Cicilline win hinges on Obama, Whitehouse, Clinton, KennedyNovember 2nd, 2012 at 4:56 pm by Ted Nesi under Nesi's Notes, On the Main Site
If David Cicilline were running right now in a midterm election, with its typically smaller and more conservative electorate, he’d probably be toast. Luckily for him, this is a presidential year – and he’s still the Democrat in a heavily Democratic congressional district.
In 2010, Cicilline won 81,269 votes out of 160,569. Two years earlier, with Barack Obama topping the ticket, Cicilline’s predecessor Patrick Kennedy won 145,254 votes – out of 211,702. And that was before redistricting made the 1st District even more friendly to Democrats.
The 1st District electorate of 2008 was 32% bigger than the 2010 electorate, and the Democratic vote total of 2008 was 79% higher. Everybody expects Cicilline to do worse than Kennedy did – but how much worse?
A Republican hasn’t won a U.S. House seat in Rhode Island in a presidential year since Ron Machtley in 1992, and he was the incumbent. An argument in Doherty’s favor is that Machtley won as a challenger in 1988 even as Rhode Island backed Michael Dukakis for president; on the other hand, that was 24 long years ago and Machtley was part of a winning ticket (John Chafee won re-election, too).
This year there’s also the David Vogel factor. Vogel, a relatively obscure independent, took 6% of the vote in this week’s WPRI 12 poll. It’s unlikely all those voters would be backing Brendan Doherty if Vogel wasn’t on the ballot, but it’s likely that at least some of them would have – perhaps enough to push Doherty into the lead. (He trailed 43% to 42%.) Thus Vogel may siphon off some of the anti-Cicilline vote that Doherty needs.

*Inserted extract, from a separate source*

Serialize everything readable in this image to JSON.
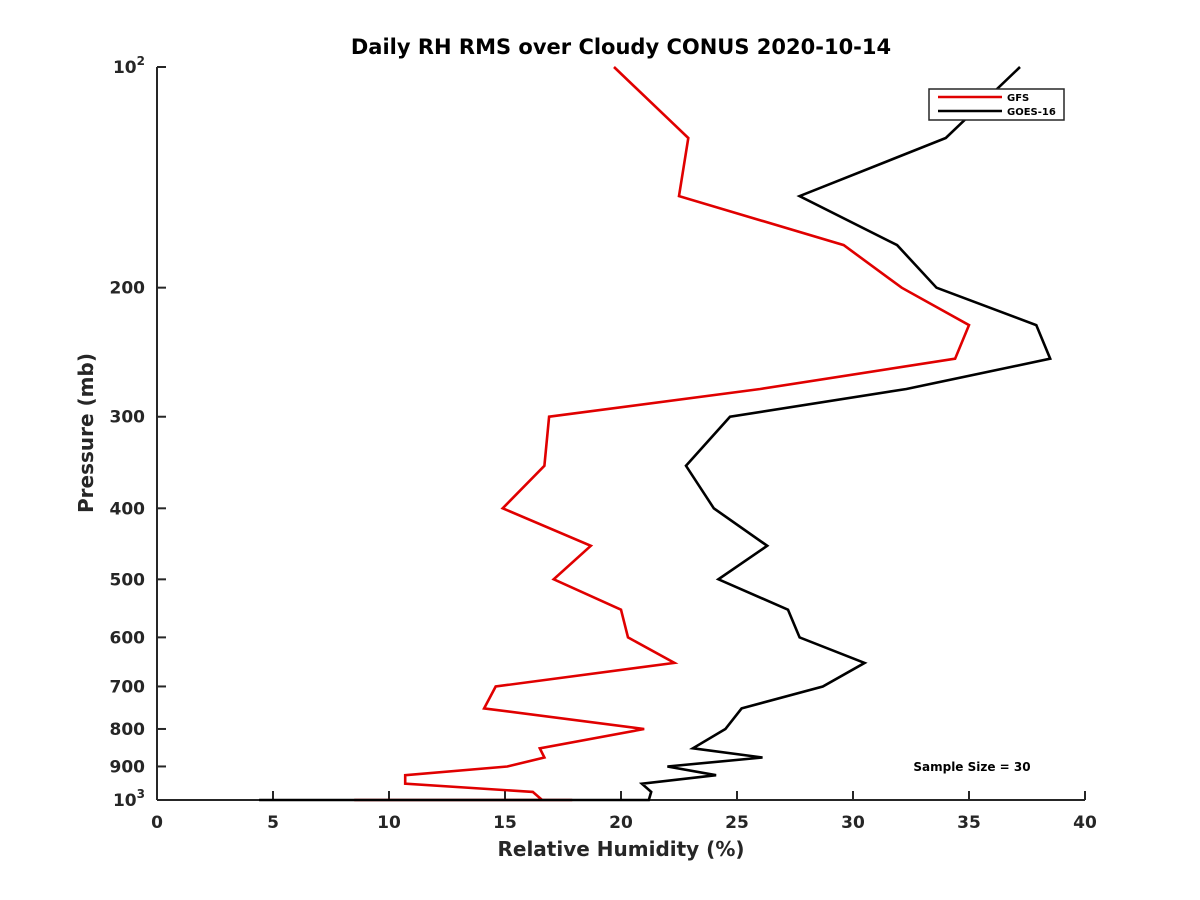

It’s true that 8% of voters are still undecided, more than enough to give Doherty a comfortable victory if they all swung to him. And the so-called “incumbent rule,” which says undecideds mostly break for the challenger, implies those voters will wind up backing Doherty. But as it turns out, the incumbent rule isn’t really borne out by the evidence from recent elections.
Cicilline doesn’t need to win big; he just needs to win. And he’ll get help on that front from the broader Democratic Party get-out-the-vote operation that also includes U.S. Sen. Sheldon Whitehouse’s re-election campaign, as well as Obama’s gravitational pull on sporadic voters. Doherty is mostly a man alone, already outperforming the top of the GOP ticket (Romney and Hinckley) by about 10 percentage points.
There’s also the final media blitz. Cicilline has a radio spot running in heavy rotation with Bill Clinton endorsing him, and as the old saying says, “Rhode Island is Clinton country.” Cicilline’s team is pleased with their final TV ads and thinks the NRCC’s brutal attack could actually backfire. They’ve got Patrick Kennedy coming to campaign this weekend, which means earned media and extra buzz at events.
None of this means Doherty is destined to lose on Tuesday; both sides know this race is tight. It’s just a reminder of what strong headwinds Doherty faces – and what an accomplishment it will be if he wins.
• Related: Photo: Top Dems rally around Cicilline at Slater Mill photo op (Nov. 1)
An earlier version of this article incorrectly said no Republican has won federal office in a presidential year since 1994; Lincoln Chafee did so in 2000.